Herbert Hoover, un républicain progressiste 
  
          Herbert Hoover et son administration (1928-1932) sont généralement présentés comme des gardiens de l'orthodoxie libérale, ce qui est pour le moins surprenant lorsque l'on examine leurs politiques. L'une des premières mesures prises pour contrer les effets du crash de 1929 fut ainsi la politique tarifaire des sénateurs Smoot et Hawley votée en 1930. Les politiciens américains décidèrent alors de hausser de façon importante plus de 887 tarifs et de taxer 3 128 produits qui entraient en franchise de douane aux États-Unis jusque-là. Cette législation, la plus protectionniste de l'histoire américaine, ferma ainsi les portes des États-Unis aux produits étrangers et déclencha une guerre tarifaire importante avec le reste du monde. 
  
          Or comme dans toute guerre tarifaire, la protection de producteurs nationaux peu compétitifs se fait aux dépens d'industries exportatrices beaucoup plus solides. Outre le fait que les consommateurs américains se virent obligés d'encourager des producteurs moins compétents que leurs compétiteurs étrangers, les principales victimes américaines furent les producteurs agricoles les plus dynamiques qui perdirent rapidement plus du tiers de leur marché. La faillite de plus d'une dizaine de milliers de producteurs agricoles entraîna à son tour un nombre record de faillites de banques rurales et la destruction des avoirs de centaines de milliers d'épargnants. 
  
          L'administration Hoover – agissant en cela en précurseur du gouvernement Bouchard – décida alors de donner des subventions importantes au monde agricole pour calmer une colère provoquée par les politiques gouvernementales. On distribua ainsi plusieurs centaines de millions de dollars (une somme considérable à l'époque) aux producteurs de blé et de coton. L'administration Hoover ne se contenta toutefois pas d'intervenir dans le monde agricole. On mettra ainsi sur pied une Reconstruction Finance Corporation qui distribuera des milliards de dollars en subventions à diverses industries. Ces mesures seront si importantes que la portion du PIB accaparée par l'administration fédérale américaine augmentera de plus de 30% entre 1930 et 1931. 
  
          Le coût de ces mesures ne se fit toutefois pas attendre et l'administration fédérale américaine dût rapidement hausser les taxes et les impôts. C'est ainsi que le Revenue Act de 1932 doubla le montant d'impôt payé par la plupart des contribuables américains (les plus touchés furent toutefois les plus nantis, dont la tranche d'imposition maximale passa de 24% à 63%). La plupart des exemptions fiscales furent alors abolies tandis que les impôts corporatifs et les taxes sur la valeur foncière, l'essence, les automobiles et plusieurs autres produits augmentèrent considérablement. 
  
          Comme on s'en doute bien, l'administration Hoover devint rapidement impopulaire. L'ironie de la chose, c'est que lors de la campagne électorale de 1932, F. D. Roosevelt reprochera plus que tout à l'administration Hoover sa folie dépensière, ses hausses de taxes, l'augmentation considérable de la dette fédérale, les restrictions au commerce et ses mesures ayant transformé des millions de travailleurs en parasites de l'État. Comme l'a souligné Lawrence Reed:
[Roosevelt] accused the president of « reckless and extravagant » spending, of thinking « that we ought to center control of everything in Washington as rapidly as possible », and of presiding over « the greatest spending administration in peacetime in all of history ». Roosevelt's running mate, John Nance Garner, charged that Hoover was « leading the country down the path of socialism ».

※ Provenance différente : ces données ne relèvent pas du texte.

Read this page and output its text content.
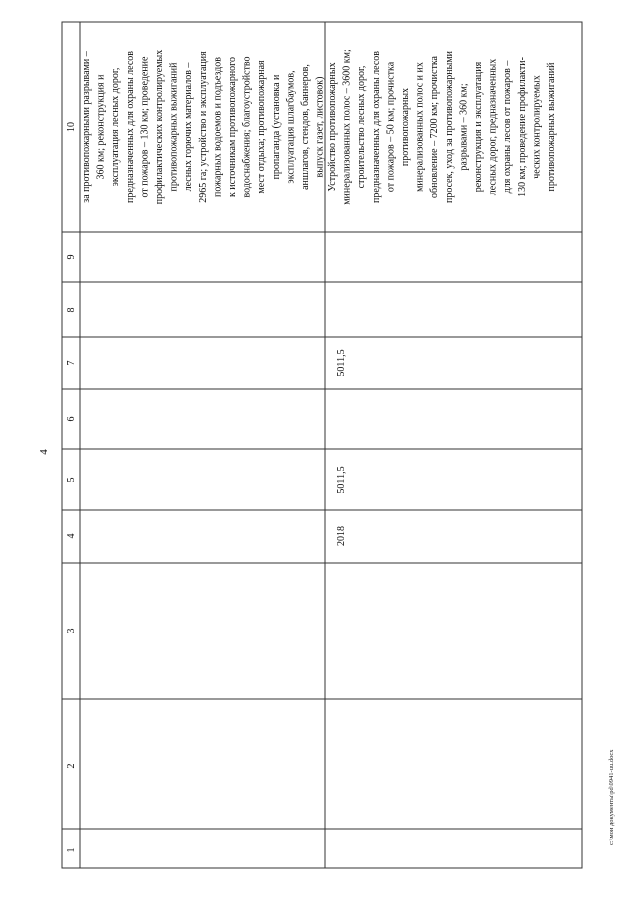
4
1
2
3
4
5
6
7
8
9
10
2018
5011,5
5011,5
за противопожарными разрывами – 360 км; реконструкция и эксплуатация лесных дорог, предназначенных для охраны лесов от пожаров – 130 км; проведение профилактических контролируемых противопожарных выжиганий лесных горючих материалов – 2965 га; устройство и эксплуатация пожарных водоемов и подъездов к источникам противопожарного водоснабжения; благоустройство мест отдыха; противопожарная пропаганда (установка и эксплуатация шлагбаумов, аншлагов, стендов, баннеров, выпуск газет, листовок) Устройство противопожарных минерализованных полос – 3600 км; строительство лесных дорог, предназначенных для охраны лесов от пожаров – 50 км; прочистка противопожарных минерализованных полос и их обновление – 7200 км; прочистка просек, уход за противопожарными разрывами – 360 км; реконструкция и эксплуатация лесных дорог, предназначенных для охраны лесов от пожаров – 130 км; проведение профилакти- ческих контролируемых противопожарных выжиганий
c:\мои документы\pd\0941-uu.docx
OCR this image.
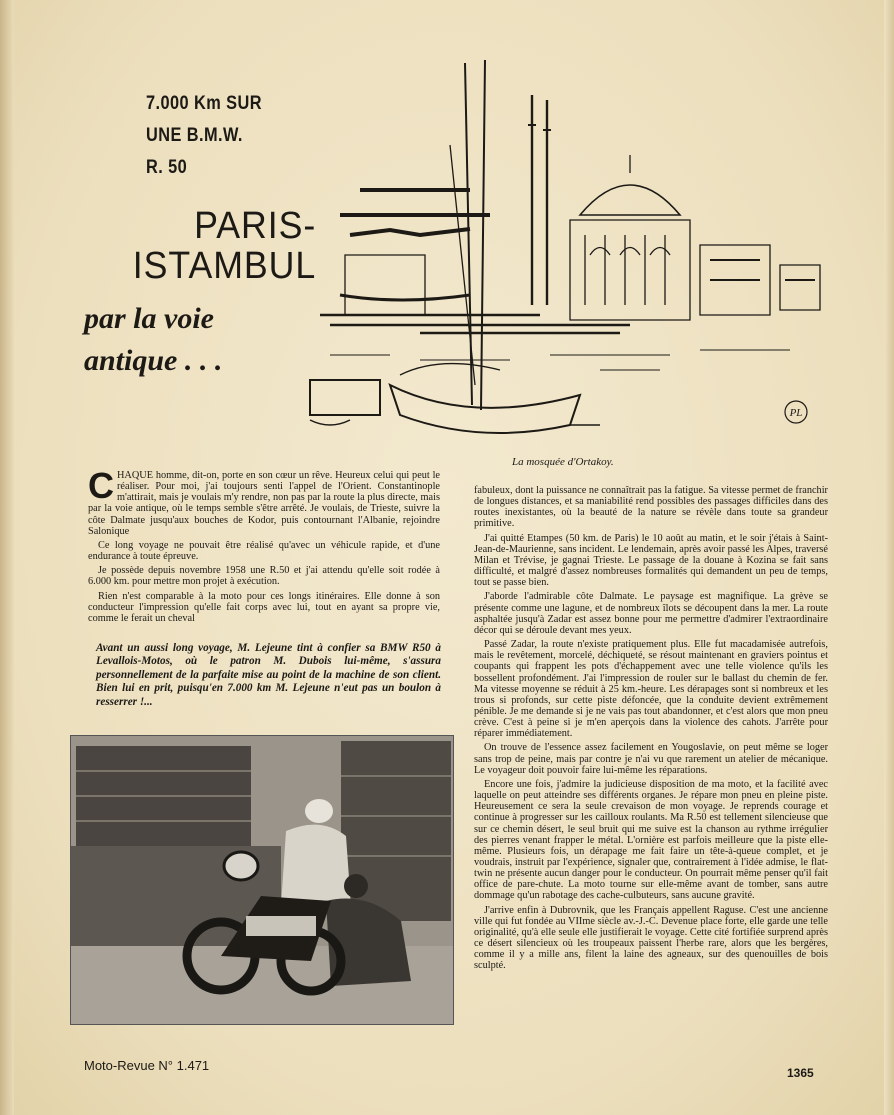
7.000 Km SUR
UNE B.M.W.
R. 50
PARIS-
ISTAMBUL
par la voie
antique . . .
PL
La mosquée d'Ortakoy.

CHAQUE homme, dit-on, porte en son cœur un rêve. Heureux celui qui peut le réaliser. Pour moi, j'ai toujours senti l'appel de l'Orient. Constantinople m'attirait, mais je voulais m'y rendre, non pas par la route la plus directe, mais par la voie antique, où le temps semble s'être arrêté. Je voulais, de Trieste, suivre la côte Dalmate jusqu'aux bouches de Kodor, puis contournant l'Albanie, rejoindre Salonique

Ce long voyage ne pouvait être réalisé qu'avec un véhicule rapide, et d'une endurance à toute épreuve.

Je possède depuis novembre 1958 une R.50 et j'ai attendu qu'elle soit rodée à 6.000 km. pour mettre mon projet à exécution.

Rien n'est comparable à la moto pour ces longs itinéraires. Elle donne à son conducteur l'impression qu'elle fait corps avec lui, tout en ayant sa propre vie, comme le ferait un cheval

Avant un aussi long voyage, M. Lejeune tint à confier sa BMW R50 à Levallois-Motos, où le patron M. Dubois lui-même, s'assura personnellement de la parfaite mise au point de la machine de son client. Bien lui en prit, puisqu'en 7.000 km M. Lejeune n'eut pas un boulon à resserrer !...

fabuleux, dont la puissance ne connaîtrait pas la fatigue. Sa vitesse permet de franchir de longues distances, et sa maniabilité rend possibles des passages difficiles dans des routes inexistantes, où la beauté de la nature se révèle dans toute sa grandeur primitive.

J'ai quitté Etampes (50 km. de Paris) le 10 août au matin, et le soir j'étais à Saint-Jean-de-Maurienne, sans incident. Le lendemain, après avoir passé les Alpes, traversé Milan et Trévise, je gagnai Trieste. Le passage de la douane à Kozina se fait sans difficulté, et malgré d'assez nombreuses formalités qui demandent un peu de temps, tout se passe bien.

J'aborde l'admirable côte Dalmate. Le paysage est magnifique. La grève se présente comme une lagune, et de nombreux îlots se découpent dans la mer. La route asphaltée jusqu'à Zadar est assez bonne pour me permettre d'admirer l'extraordinaire décor qui se déroule devant mes yeux.

Passé Zadar, la route n'existe pratiquement plus. Elle fut macadamisée autrefois, mais le revêtement, morcelé, déchiqueté, se résout maintenant en graviers pointus et coupants qui frappent les pots d'échappement avec une telle violence qu'ils les bossellent profondément. J'ai l'impression de rouler sur le ballast du chemin de fer. Ma vitesse moyenne se réduit à 25 km.-heure. Les dérapages sont si nombreux et les trous si profonds, sur cette piste défoncée, que la conduite devient extrêmement pénible. Je me demande si je ne vais pas tout abandonner, et c'est alors que mon pneu crève. C'est à peine si je m'en aperçois dans la violence des cahots. J'arrête pour réparer immédiatement.

On trouve de l'essence assez facilement en Yougoslavie, on peut même se loger sans trop de peine, mais par contre je n'ai vu que rarement un atelier de mécanique. Le voyageur doit pouvoir faire lui-même les réparations.

Encore une fois, j'admire la judicieuse disposition de ma moto, et la facilité avec laquelle on peut atteindre ses différents organes. Je répare mon pneu en pleine piste. Heureusement ce sera la seule crevaison de mon voyage. Je reprends courage et continue à progresser sur les cailloux roulants. Ma R.50 est tellement silencieuse que sur ce chemin désert, le seul bruit qui me suive est la chanson au rythme irrégulier des pierres venant frapper le métal. L'ornière est parfois meilleure que la piste elle-même. Plusieurs fois, un dérapage me fait faire un tête-à-queue complet, et je voudrais, instruit par l'expérience, signaler que, contrairement à l'idée admise, le flat-twin ne présente aucun danger pour le conducteur. On pourrait même penser qu'il fait office de pare-chute. La moto tourne sur elle-même avant de tomber, sans autre dommage qu'un rabotage des cache-culbuteurs, sans aucune gravité.

J'arrive enfin à Dubrovnik, que les Français appellent Raguse. C'est une ancienne ville qui fut fondée au VIIme siècle av.-J.-C. Devenue place forte, elle garde une telle originalité, qu'à elle seule elle justifierait le voyage. Cette cité fortifiée surprend après ce désert silencieux où les troupeaux paissent l'herbe rare, alors que les bergères, comme il y a mille ans, filent la laine des agneaux, sur des quenouilles de bois sculpté.

Moto-Revue N° 1.471	1365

          Que l'on partage ou non la philosophie libérale en matière économique n'enlève rien au fait que l'on ne peut blâmer le libre marché ou les contradictions inhérentes du mode de production capitaliste pour la crise des années 1930. Bien au contraire, si l'on peut tirer une leçon des premières années de la crise, c'est qu'elle coïncida avec une augmentation sans précédent de l'intervention économique du gouvernement fédéral américain. Nous verrons dans la prochaine chronique en quoi la politique du New Deal de l'administration Roosevelt ne fera qu'empirer la situation.